The DNA strip will be on view in the exhibition, alongside two personalized antibodies she created in collaboration with Thomas Huber, a genetic scientist at the pharmaceutical company Novartis. The antibodies are based on variations on the letters of her name (LYNNHERSHMAN), and that of her 1970s alter ego Roberta (ERTA).

The artist comes from a family of scientists, and her daughter and only child, Dawn Hershman, leads breast cancer research at Columbia University. Ms. Hershman Leeson has long worked with people of different disciplines, and science is fruitful territory for her artistic imagination. “Antibodies look for toxins and attempt to use the immune system to cure those toxins,” she said. “In a sense, that’s what art does.
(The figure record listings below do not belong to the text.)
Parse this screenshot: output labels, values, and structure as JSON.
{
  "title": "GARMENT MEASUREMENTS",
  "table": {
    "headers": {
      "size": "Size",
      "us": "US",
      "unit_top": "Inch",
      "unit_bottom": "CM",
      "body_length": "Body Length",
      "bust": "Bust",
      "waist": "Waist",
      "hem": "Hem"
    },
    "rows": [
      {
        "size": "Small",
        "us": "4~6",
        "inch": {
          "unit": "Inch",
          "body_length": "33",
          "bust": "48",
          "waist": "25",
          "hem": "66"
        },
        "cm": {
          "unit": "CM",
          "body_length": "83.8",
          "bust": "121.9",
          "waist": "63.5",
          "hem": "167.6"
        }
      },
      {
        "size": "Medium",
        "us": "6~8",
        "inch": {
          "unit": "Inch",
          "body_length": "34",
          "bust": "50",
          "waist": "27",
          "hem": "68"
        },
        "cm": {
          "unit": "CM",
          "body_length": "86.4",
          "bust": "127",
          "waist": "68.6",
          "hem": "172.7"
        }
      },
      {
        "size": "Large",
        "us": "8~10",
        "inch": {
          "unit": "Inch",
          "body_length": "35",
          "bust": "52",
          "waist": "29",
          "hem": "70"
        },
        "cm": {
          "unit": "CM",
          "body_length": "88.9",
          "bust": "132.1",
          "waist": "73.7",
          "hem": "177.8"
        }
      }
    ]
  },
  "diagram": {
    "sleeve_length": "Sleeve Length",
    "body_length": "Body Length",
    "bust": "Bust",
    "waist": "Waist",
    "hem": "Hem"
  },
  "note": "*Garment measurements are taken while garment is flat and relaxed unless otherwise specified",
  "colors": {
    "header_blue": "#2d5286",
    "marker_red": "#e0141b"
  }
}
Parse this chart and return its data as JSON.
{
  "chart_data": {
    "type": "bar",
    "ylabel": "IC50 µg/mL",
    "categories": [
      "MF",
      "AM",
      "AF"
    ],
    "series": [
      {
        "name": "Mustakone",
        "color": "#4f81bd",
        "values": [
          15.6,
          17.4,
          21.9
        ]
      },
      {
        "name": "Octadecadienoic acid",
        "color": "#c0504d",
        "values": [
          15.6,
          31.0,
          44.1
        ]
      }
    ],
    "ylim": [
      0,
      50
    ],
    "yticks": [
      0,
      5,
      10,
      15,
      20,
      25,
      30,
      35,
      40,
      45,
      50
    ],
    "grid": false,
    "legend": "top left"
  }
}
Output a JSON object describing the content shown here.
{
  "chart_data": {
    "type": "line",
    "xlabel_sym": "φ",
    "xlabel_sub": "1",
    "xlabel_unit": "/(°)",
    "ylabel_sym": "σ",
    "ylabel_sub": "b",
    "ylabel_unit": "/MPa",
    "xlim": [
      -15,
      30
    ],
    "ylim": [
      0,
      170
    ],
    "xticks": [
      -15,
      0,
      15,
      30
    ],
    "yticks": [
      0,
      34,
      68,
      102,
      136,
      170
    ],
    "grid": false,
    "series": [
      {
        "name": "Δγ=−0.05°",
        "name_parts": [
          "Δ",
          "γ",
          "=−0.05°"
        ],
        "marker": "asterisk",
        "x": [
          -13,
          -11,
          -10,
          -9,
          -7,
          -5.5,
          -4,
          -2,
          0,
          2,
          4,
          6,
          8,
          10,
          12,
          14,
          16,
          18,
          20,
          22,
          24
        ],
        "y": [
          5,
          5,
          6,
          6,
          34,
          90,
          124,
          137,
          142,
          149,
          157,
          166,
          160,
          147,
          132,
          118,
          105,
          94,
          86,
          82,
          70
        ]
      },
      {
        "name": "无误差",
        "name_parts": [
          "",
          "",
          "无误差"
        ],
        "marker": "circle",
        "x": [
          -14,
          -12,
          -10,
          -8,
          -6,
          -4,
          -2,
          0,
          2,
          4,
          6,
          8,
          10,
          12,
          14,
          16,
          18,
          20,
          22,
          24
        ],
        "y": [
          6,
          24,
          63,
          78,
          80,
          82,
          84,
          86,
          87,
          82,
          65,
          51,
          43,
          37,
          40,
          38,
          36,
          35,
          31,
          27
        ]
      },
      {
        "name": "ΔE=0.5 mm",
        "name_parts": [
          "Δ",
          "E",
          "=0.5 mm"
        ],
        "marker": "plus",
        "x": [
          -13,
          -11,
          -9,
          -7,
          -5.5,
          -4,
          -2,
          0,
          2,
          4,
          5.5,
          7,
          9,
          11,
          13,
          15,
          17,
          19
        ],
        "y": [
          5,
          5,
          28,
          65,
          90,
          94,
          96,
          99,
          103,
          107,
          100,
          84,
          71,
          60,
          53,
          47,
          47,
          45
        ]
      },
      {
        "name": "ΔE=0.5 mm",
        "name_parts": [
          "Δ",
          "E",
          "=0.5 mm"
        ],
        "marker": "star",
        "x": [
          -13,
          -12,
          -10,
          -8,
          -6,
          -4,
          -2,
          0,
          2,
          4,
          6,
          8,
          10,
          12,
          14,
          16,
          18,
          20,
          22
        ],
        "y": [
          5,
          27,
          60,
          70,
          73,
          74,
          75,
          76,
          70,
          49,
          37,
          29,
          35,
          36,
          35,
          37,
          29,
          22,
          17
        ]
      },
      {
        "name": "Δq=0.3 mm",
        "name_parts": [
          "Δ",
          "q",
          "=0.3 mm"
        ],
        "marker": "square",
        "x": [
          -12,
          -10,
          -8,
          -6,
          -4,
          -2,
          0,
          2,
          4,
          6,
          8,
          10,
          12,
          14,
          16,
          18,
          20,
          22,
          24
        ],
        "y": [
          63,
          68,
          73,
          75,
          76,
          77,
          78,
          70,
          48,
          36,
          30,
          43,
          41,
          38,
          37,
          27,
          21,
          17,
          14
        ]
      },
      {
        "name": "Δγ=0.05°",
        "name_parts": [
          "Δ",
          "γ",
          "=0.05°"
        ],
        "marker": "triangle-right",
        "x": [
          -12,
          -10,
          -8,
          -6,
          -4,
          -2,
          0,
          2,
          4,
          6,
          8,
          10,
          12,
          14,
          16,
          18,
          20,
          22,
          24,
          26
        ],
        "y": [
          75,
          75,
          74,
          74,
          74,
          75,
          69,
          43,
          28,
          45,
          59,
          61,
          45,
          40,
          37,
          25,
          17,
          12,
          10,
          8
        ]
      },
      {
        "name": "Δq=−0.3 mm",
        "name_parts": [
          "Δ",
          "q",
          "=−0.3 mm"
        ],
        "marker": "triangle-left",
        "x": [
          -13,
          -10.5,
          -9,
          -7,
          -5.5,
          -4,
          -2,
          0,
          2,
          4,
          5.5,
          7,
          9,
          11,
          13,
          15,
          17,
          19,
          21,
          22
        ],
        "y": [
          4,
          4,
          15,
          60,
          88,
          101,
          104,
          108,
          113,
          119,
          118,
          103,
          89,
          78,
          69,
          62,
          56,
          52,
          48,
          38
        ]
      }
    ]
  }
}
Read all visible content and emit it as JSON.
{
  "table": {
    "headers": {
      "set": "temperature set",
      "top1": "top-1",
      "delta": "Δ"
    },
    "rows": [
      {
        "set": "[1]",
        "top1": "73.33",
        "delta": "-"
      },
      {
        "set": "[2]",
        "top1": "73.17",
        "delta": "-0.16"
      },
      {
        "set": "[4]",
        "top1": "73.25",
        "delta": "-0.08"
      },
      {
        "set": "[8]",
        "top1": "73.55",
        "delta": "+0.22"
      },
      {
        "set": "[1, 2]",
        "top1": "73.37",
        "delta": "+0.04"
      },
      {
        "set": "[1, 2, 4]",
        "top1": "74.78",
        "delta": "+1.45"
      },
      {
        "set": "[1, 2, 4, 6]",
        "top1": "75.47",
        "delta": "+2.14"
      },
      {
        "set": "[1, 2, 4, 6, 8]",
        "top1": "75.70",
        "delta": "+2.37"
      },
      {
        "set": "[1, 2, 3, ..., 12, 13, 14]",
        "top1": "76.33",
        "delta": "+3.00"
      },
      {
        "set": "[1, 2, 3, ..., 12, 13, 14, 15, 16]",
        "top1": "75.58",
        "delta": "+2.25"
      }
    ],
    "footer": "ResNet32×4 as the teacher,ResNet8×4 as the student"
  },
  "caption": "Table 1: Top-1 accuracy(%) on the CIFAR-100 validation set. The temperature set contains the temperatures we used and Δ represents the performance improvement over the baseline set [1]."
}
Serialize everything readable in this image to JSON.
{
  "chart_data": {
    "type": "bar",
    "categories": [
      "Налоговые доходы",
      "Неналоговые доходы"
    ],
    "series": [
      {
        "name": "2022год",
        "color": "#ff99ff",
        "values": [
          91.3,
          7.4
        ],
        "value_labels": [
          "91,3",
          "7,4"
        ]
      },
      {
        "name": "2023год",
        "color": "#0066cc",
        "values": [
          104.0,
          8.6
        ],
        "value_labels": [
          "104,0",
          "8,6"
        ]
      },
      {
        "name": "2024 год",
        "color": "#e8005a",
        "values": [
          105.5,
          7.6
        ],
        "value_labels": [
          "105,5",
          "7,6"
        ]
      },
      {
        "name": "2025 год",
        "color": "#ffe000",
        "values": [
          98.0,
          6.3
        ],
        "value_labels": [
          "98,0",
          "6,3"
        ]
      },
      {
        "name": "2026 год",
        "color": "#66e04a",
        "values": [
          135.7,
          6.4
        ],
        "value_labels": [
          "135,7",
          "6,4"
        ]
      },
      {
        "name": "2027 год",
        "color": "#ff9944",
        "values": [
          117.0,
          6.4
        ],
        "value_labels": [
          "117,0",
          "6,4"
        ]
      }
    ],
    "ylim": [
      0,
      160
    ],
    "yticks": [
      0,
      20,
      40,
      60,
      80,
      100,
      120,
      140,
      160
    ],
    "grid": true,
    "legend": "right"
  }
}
It goes into the cultural body and looks for things that are poisonous and toxic and does things to either bring light to them or to heal them in some way.”

She is tentatively optimistic about our technological future, and she has other works in process that bring to light more positive recent developments in the worlds of art and science.

One project is inspired by the dozens of underground biohacker labs that she has seen firsthand in and around Berkeley.

“These are people under 20, most of them don’t have degrees. And they’re working with organics to do things like solve the water problem in Michigan,” Ms. Hershman Leeson said. “I really have faith in young people, because they’re digital natives who were born into this era. I feel that young people have this passion to save the planet, and to save humanity.”